The FDA, under the NLEA, acts as a governmental censor, deciding what the American people can read and learn about the consumption of dietary supplement products and their health and well being. This action brought by NHA is complementary to the Food and Dietary Supplement Consumer Information Act, H.R. 1951, legislation introduced by Congressmen Pallone and Hastert, which is part of a total and coordinated campaign for health freedom. Gerald Kessler, NHA's President, stated that "The NHA has filed this case as part of its continuing campaign for health freedom and freedom of speech." Mr. Kessler further stated that, "We must continue to the fight for the right of the dietary supplement industry to make truthful and non misleading health claims and for the right of the American public to receive information which is crucial to their health and well being."

(The information on HR 1951 and on the lawsuit filed by NHA was reprinted with permission from NHA)

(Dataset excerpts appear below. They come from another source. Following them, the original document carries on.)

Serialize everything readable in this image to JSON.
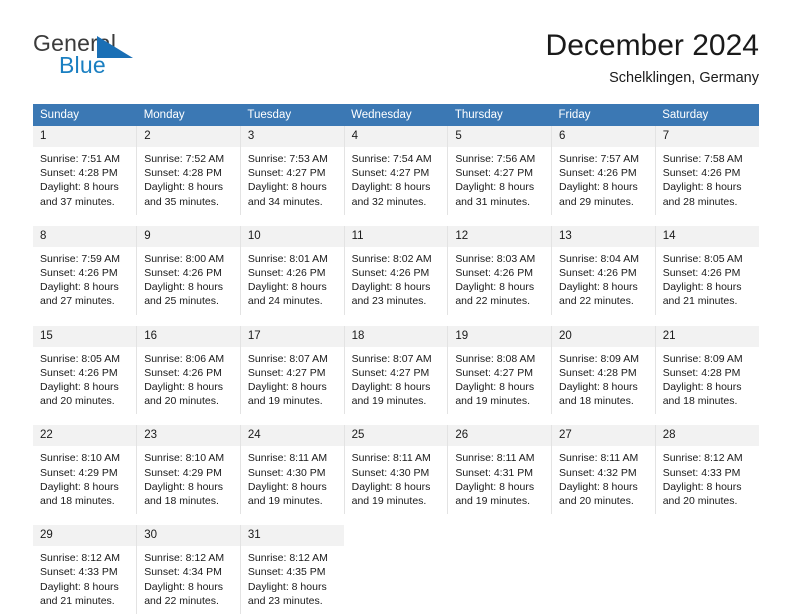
{
  "brand": {
    "name_part1": "General",
    "name_part2": "Blue",
    "mark": "triangle-logo-icon",
    "color_primary": "#1a7fc1",
    "color_dark": "#3b3b3b"
  },
  "header": {
    "title": "December 2024",
    "subtitle": "Schelklingen, Germany"
  },
  "theme": {
    "header_bg": "#3b78b4",
    "header_text": "#ffffff",
    "daynum_bg": "#f2f2f2",
    "cell_border": "#e3e3e3"
  },
  "columns": [
    "Sunday",
    "Monday",
    "Tuesday",
    "Wednesday",
    "Thursday",
    "Friday",
    "Saturday"
  ],
  "weeks": [
    {
      "days": [
        {
          "num": "1",
          "sunrise": "Sunrise: 7:51 AM",
          "sunset": "Sunset: 4:28 PM",
          "daylight1": "Daylight: 8 hours",
          "daylight2": "and 37 minutes."
        },
        {
          "num": "2",
          "sunrise": "Sunrise: 7:52 AM",
          "sunset": "Sunset: 4:28 PM",
          "daylight1": "Daylight: 8 hours",
          "daylight2": "and 35 minutes."
        },
        {
          "num": "3",
          "sunrise": "Sunrise: 7:53 AM",
          "sunset": "Sunset: 4:27 PM",
          "daylight1": "Daylight: 8 hours",
          "daylight2": "and 34 minutes."
        },
        {
          "num": "4",
          "sunrise": "Sunrise: 7:54 AM",
          "sunset": "Sunset: 4:27 PM",
          "daylight1": "Daylight: 8 hours",
          "daylight2": "and 32 minutes."
        },
        {
          "num": "5",
          "sunrise": "Sunrise: 7:56 AM",
          "sunset": "Sunset: 4:27 PM",
          "daylight1": "Daylight: 8 hours",
          "daylight2": "and 31 minutes."
        },
        {
          "num": "6",
          "sunrise": "Sunrise: 7:57 AM",
          "sunset": "Sunset: 4:26 PM",
          "daylight1": "Daylight: 8 hours",
          "daylight2": "and 29 minutes."
        },
        {
          "num": "7",
          "sunrise": "Sunrise: 7:58 AM",
          "sunset": "Sunset: 4:26 PM",
          "daylight1": "Daylight: 8 hours",
          "daylight2": "and 28 minutes."
        }
      ]
    },
    {
      "days": [
        {
          "num": "8",
          "sunrise": "Sunrise: 7:59 AM",
          "sunset": "Sunset: 4:26 PM",
          "daylight1": "Daylight: 8 hours",
          "daylight2": "and 27 minutes."
        },
        {
          "num": "9",
          "sunrise": "Sunrise: 8:00 AM",
          "sunset": "Sunset: 4:26 PM",
          "daylight1": "Daylight: 8 hours",
          "daylight2": "and 25 minutes."
        },
        {
          "num": "10",
          "sunrise": "Sunrise: 8:01 AM",
          "sunset": "Sunset: 4:26 PM",
          "daylight1": "Daylight: 8 hours",
          "daylight2": "and 24 minutes."
        },
        {
          "num": "11",
          "sunrise": "Sunrise: 8:02 AM",
          "sunset": "Sunset: 4:26 PM",
          "daylight1": "Daylight: 8 hours",
          "daylight2": "and 23 minutes."
        },
        {
          "num": "12",
          "sunrise": "Sunrise: 8:03 AM",
          "sunset": "Sunset: 4:26 PM",
          "daylight1": "Daylight: 8 hours",
          "daylight2": "and 22 minutes."
        },
        {
          "num": "13",
          "sunrise": "Sunrise: 8:04 AM",
          "sunset": "Sunset: 4:26 PM",
          "daylight1": "Daylight: 8 hours",
          "daylight2": "and 22 minutes."
        },
        {
          "num": "14",
          "sunrise": "Sunrise: 8:05 AM",
          "sunset": "Sunset: 4:26 PM",
          "daylight1": "Daylight: 8 hours",
          "daylight2": "and 21 minutes."
        }
      ]
    },
    {
      "days": [
        {
          "num": "15",
          "sunrise": "Sunrise: 8:05 AM",
          "sunset": "Sunset: 4:26 PM",
          "daylight1": "Daylight: 8 hours",
          "daylight2": "and 20 minutes."
        },
        {
          "num": "16",
          "sunrise": "Sunrise: 8:06 AM",
          "sunset": "Sunset: 4:26 PM",
          "daylight1": "Daylight: 8 hours",
          "daylight2": "and 20 minutes."
        },
        {
          "num": "17",
          "sunrise": "Sunrise: 8:07 AM",
          "sunset": "Sunset: 4:27 PM",
          "daylight1": "Daylight: 8 hours",
          "daylight2": "and 19 minutes."
        },
        {
          "num": "18",
          "sunrise": "Sunrise: 8:07 AM",
          "sunset": "Sunset: 4:27 PM",
          "daylight1": "Daylight: 8 hours",
          "daylight2": "and 19 minutes."
        },
        {
          "num": "19",
          "sunrise": "Sunrise: 8:08 AM",
          "sunset": "Sunset: 4:27 PM",
          "daylight1": "Daylight: 8 hours",
          "daylight2": "and 19 minutes."
        },
        {
          "num": "20",
          "sunrise": "Sunrise: 8:09 AM",
          "sunset": "Sunset: 4:28 PM",
          "daylight1": "Daylight: 8 hours",
          "daylight2": "and 18 minutes."
        },
        {
          "num": "21",
          "sunrise": "Sunrise: 8:09 AM",
          "sunset": "Sunset: 4:28 PM",
          "daylight1": "Daylight: 8 hours",
          "daylight2": "and 18 minutes."
        }
      ]
    },
    {
      "days": [
        {
          "num": "22",
          "sunrise": "Sunrise: 8:10 AM",
          "sunset": "Sunset: 4:29 PM",
          "daylight1": "Daylight: 8 hours",
          "daylight2": "and 18 minutes."
        },
        {
          "num": "23",
          "sunrise": "Sunrise: 8:10 AM",
          "sunset": "Sunset: 4:29 PM",
          "daylight1": "Daylight: 8 hours",
          "daylight2": "and 18 minutes."
        },
        {
          "num": "24",
          "sunrise": "Sunrise: 8:11 AM",
          "sunset": "Sunset: 4:30 PM",
          "daylight1": "Daylight: 8 hours",
          "daylight2": "and 19 minutes."
        },
        {
          "num": "25",
          "sunrise": "Sunrise: 8:11 AM",
          "sunset": "Sunset: 4:30 PM",
          "daylight1": "Daylight: 8 hours",
          "daylight2": "and 19 minutes."
        },
        {
          "num": "26",
          "sunrise": "Sunrise: 8:11 AM",
          "sunset": "Sunset: 4:31 PM",
          "daylight1": "Daylight: 8 hours",
          "daylight2": "and 19 minutes."
        },
        {
          "num": "27",
          "sunrise": "Sunrise: 8:11 AM",
          "sunset": "Sunset: 4:32 PM",
          "daylight1": "Daylight: 8 hours",
          "daylight2": "and 20 minutes."
        },
        {
          "num": "28",
          "sunrise": "Sunrise: 8:12 AM",
          "sunset": "Sunset: 4:33 PM",
          "daylight1": "Daylight: 8 hours",
          "daylight2": "and 20 minutes."
        }
      ]
    },
    {
      "days": [
        {
          "num": "29",
          "sunrise": "Sunrise: 8:12 AM",
          "sunset": "Sunset: 4:33 PM",
          "daylight1": "Daylight: 8 hours",
          "daylight2": "and 21 minutes."
        },
        {
          "num": "30",
          "sunrise": "Sunrise: 8:12 AM",
          "sunset": "Sunset: 4:34 PM",
          "daylight1": "Daylight: 8 hours",
          "daylight2": "and 22 minutes."
        },
        {
          "num": "31",
          "sunrise": "Sunrise: 8:12 AM",
          "sunset": "Sunset: 4:35 PM",
          "daylight1": "Daylight: 8 hours",
          "daylight2": "and 23 minutes."
        },
        {
          "num": "",
          "sunrise": "",
          "sunset": "",
          "daylight1": "",
          "daylight2": ""
        },
        {
          "num": "",
          "sunrise": "",
          "sunset": "",
          "daylight1": "",
          "daylight2": ""
        },
        {
          "num": "",
          "sunrise": "",
          "sunset": "",
          "daylight1": "",
          "daylight2": ""
        },
        {
          "num": "",
          "sunrise": "",
          "sunset": "",
          "daylight1": "",
          "daylight2": ""
        }
      ]
    }
  ]
}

If you've had a product detained by the FDA, and want to join our class action suit, send your paperwork to: John Hammell 1534 Polk St. Hollywood, FL 33020. You should also attempt to get your seized product back from the FDA by going through your 2 Senators and Congressmen. Three Foundation members succeeded by going that route, although it was difficult. It is important that you educate your elected officials. They are in Washington to serve you, but they may not do what you want unless you educate them and request their assistance. You need to find out who handles constituent case work involving the FDA. It may be someone in DC, or someone in a Senators or Congressman's state or district office. The key thing to state is that the FDA has been acting arbitrarily and capriciously in detaining some people's products, but not others. When pressured by Congress they have released detained products even when they were on the so called "import alert list." The key thing is to refer them to the FDA's RPM Part 9, Chapter 9-71 which allows you to import any unapproved drug provided its for personal use and is no more than a 90 day supply. The FDA will attempt to buffalo your Congressman. Don't let them! Tell them that 3 LEF members got detained products returned to them, even in cases when the products were on the import alert list because their Senators and Congressmen got behind them and backed their constitutional rights. Don't let your elected officials give you the brush off. Be persistent! Along with this, join our lawsuit.